Tuesday, May 24, 2011
Wednesday, February 2, 2011
Wednesday, January 19, 2011
The Alabama governor should have said, in the parlance of his fellow Republican governor from Maine a few days ago, "If you have not accepted Jesus, you can just kiss my butt." Nothing beats the brotherly and sisterly love of butt kissing.
Wednesday, December 1, 2010
One enormous consequence of the Wikileaks is that suddenly we don't know what's real and what's not. Many of these documents were originally intentional disinformation. "Leaking" them now endows them with certain credibility. Charlie Chan say, "To know forgery, one must have original." But where's the original?

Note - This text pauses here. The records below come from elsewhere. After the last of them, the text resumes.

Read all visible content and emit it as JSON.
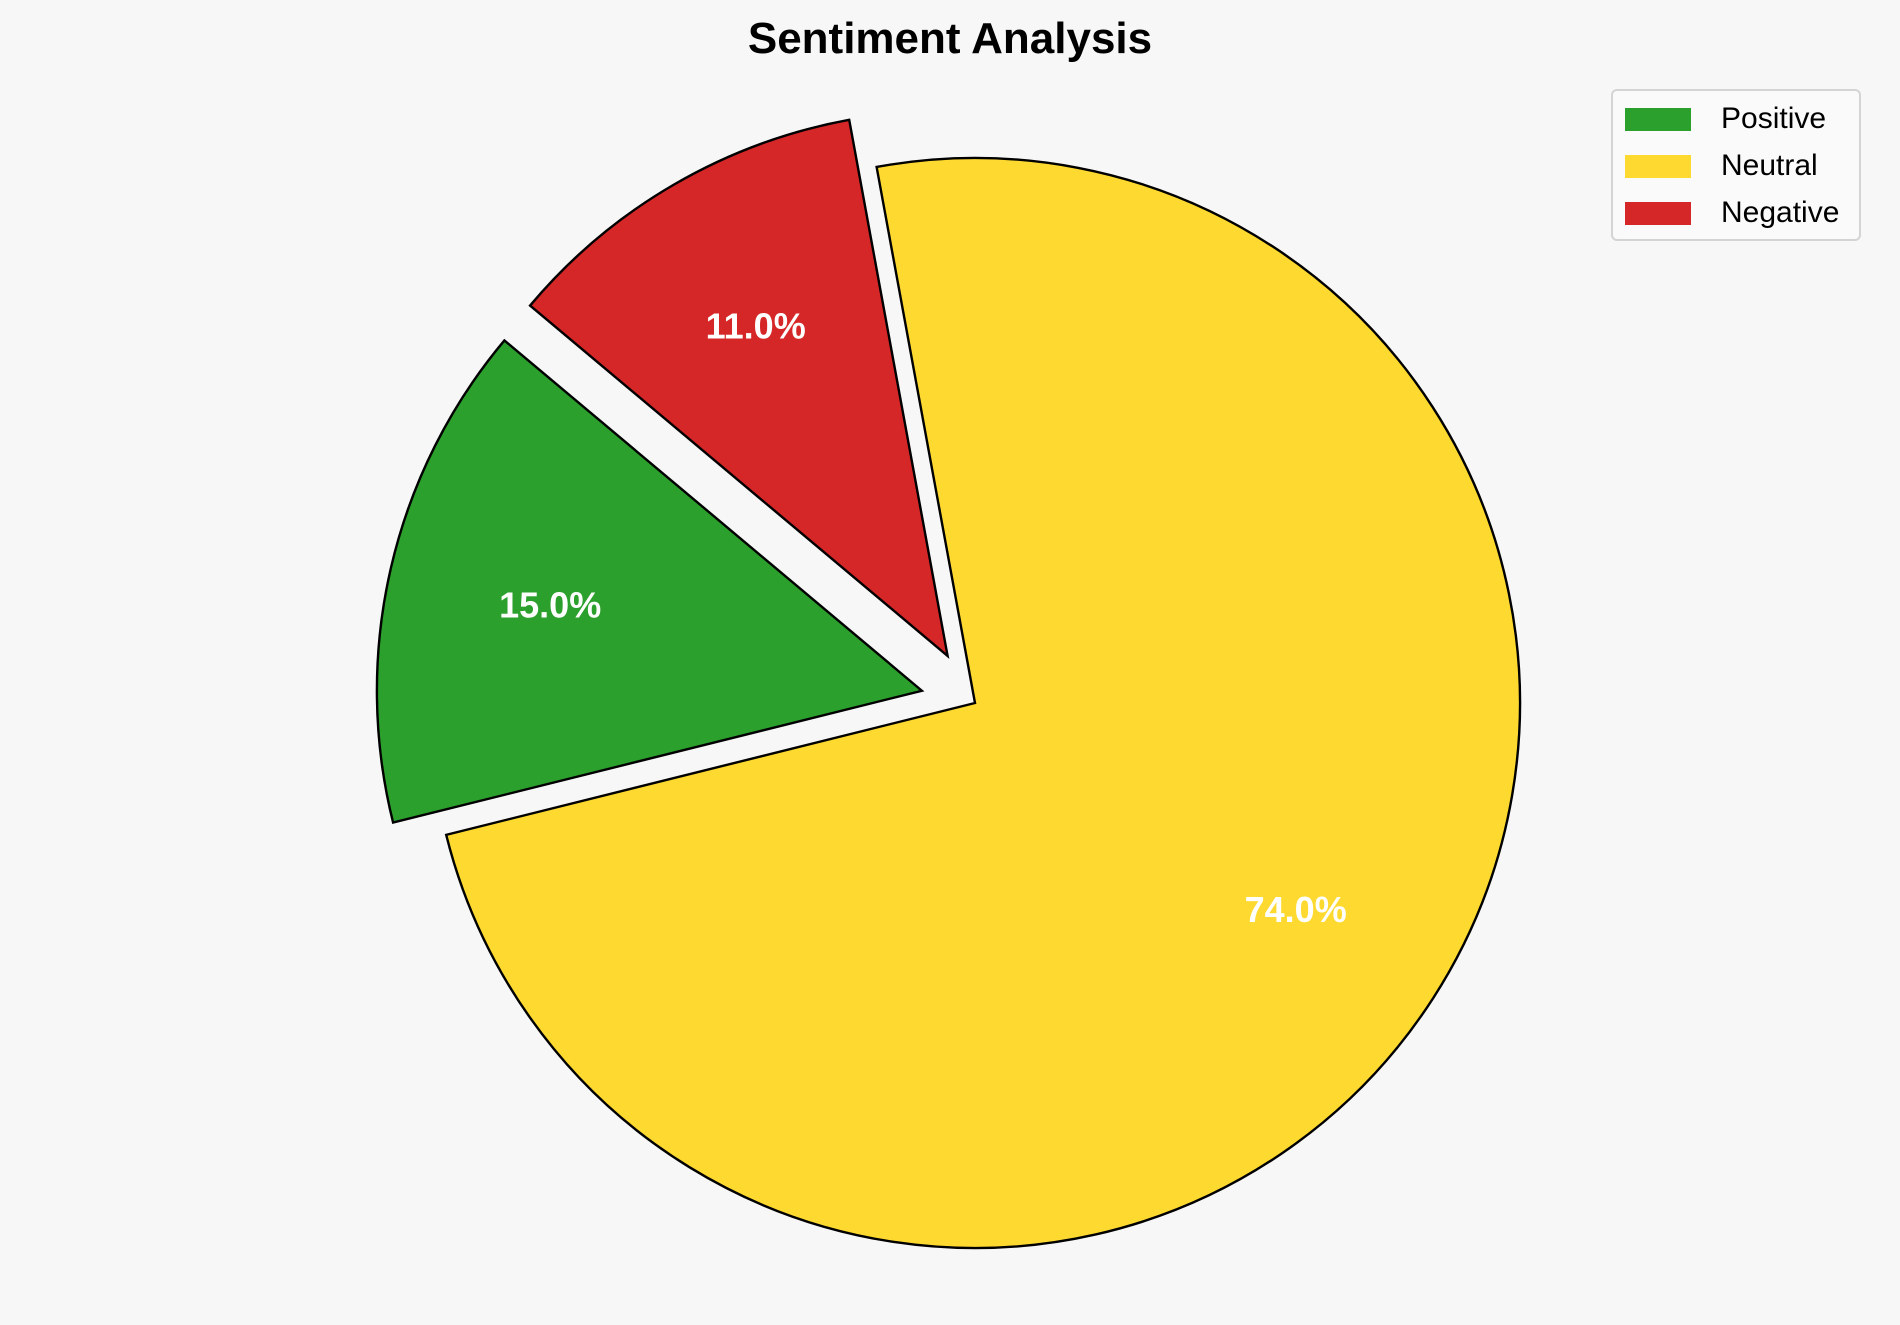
{
  "chart_data": {
    "type": "pie",
    "title": "Sentiment Analysis",
    "categories": [
      "Positive",
      "Neutral",
      "Negative"
    ],
    "values": [
      15.0,
      74.0,
      11.0
    ],
    "labels": [
      "15.0%",
      "74.0%",
      "11.0%"
    ],
    "colors": [
      "#2ca02c",
      "#fed930",
      "#d62728"
    ],
    "explode": [
      0.1,
      0,
      0.1
    ],
    "start_angle": 140,
    "legend_position": "top-right"
  }
}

Wednesday, November 17, 2010
Tuesday, November 2, 2010
I feel conflicted over California's Prop 19, which would legalize marijuana. The state badly needs tax money, but the passage of the proposition would only provoke the federal govenrment to reinforce its own law, spelling trouble for my angel-eyed students. I would hate to miss those papers that are full of "visionary" ideas.
Friday, October 29, 2010
I'm waiting to see if China will win the bid on California's super-railway. Last time the Chinese built railroads here was in the 1860s, when the Chinese coolies and the Irish crew finished the Transcontinental Railroad in 1869. Many lives were lost. This time, China will build it with technology--no more coolie, only cool aid.
Tuesday, October 26, 2010
Alex Sink, the current Democratic candidate for governor in Florida, is the great-granddaughter of Chang and Eng Bunker, the Siamese Twins. Like the Twins, shrewd businessmen who knew how to take the country by storm, Sink has worked in the banking industry for years and has been the Chief Financial Officer for the state. I was impressed by her debating skills--she battled her opponent last night on CNN. Come Nov. 3, just imagine how the headlines in Florida newspapers would flash: "Alex Sinks Rick Scott" or vice verso.
Friday, October 22, 2010
I hate hearing wheeling-and-dealing, spineless politicians calling on each other to "man up" on this and that. Even worse, they use it only as a rhetorical gimmick during debates, to taunt, catcall, and disguise their own inability for a civil, candid, informed discussion ("That's in the First Amendment?!)--the cornerstone of a great democracy. Will the real Charlie Chan please man up?
Just read Deborah Fallows' smart and clear-as-water book, "Dreaming in Chinese." As a trained linguist, she chooses the topic of Chinese words and builds her book around it, weaving in her own experience of living in China. It's the kind of book I like, a hot plate of chop suey, seemingly simple, mixing up things, and mysterious as Charlie Chan's "Confucius say." It cracks me up, however, when she addresses the term 老百姓 (laobaixing, "ordinary people"). Fallows writes, "At the showcase military parade in honor of the 60th anniversary of the People's Republic, President Hu Jintao deliberately invoked the Party-speak of the Moaist era, bypassing laobaixing for the culturally laden period word tongzhi [comrade]." As good a linguist as she is, Fallows doesn't seem to understand how the term is used in Chinese. For Hu to say "Greetings, laobaixing" would be somewhat like saying "Hello, y'all yokels!"
Thursday, October 21, 2010
In the days after the announcement of the Nobel Prize for Peace, my email messages to friends and family in China bounced back like ping pong balls hitting against a concrete wall (that was, by the way, how I used to practice ping pong as a kid). Qin Emperor's Great Wall really pales before the Great Firewall of China today. Aiya!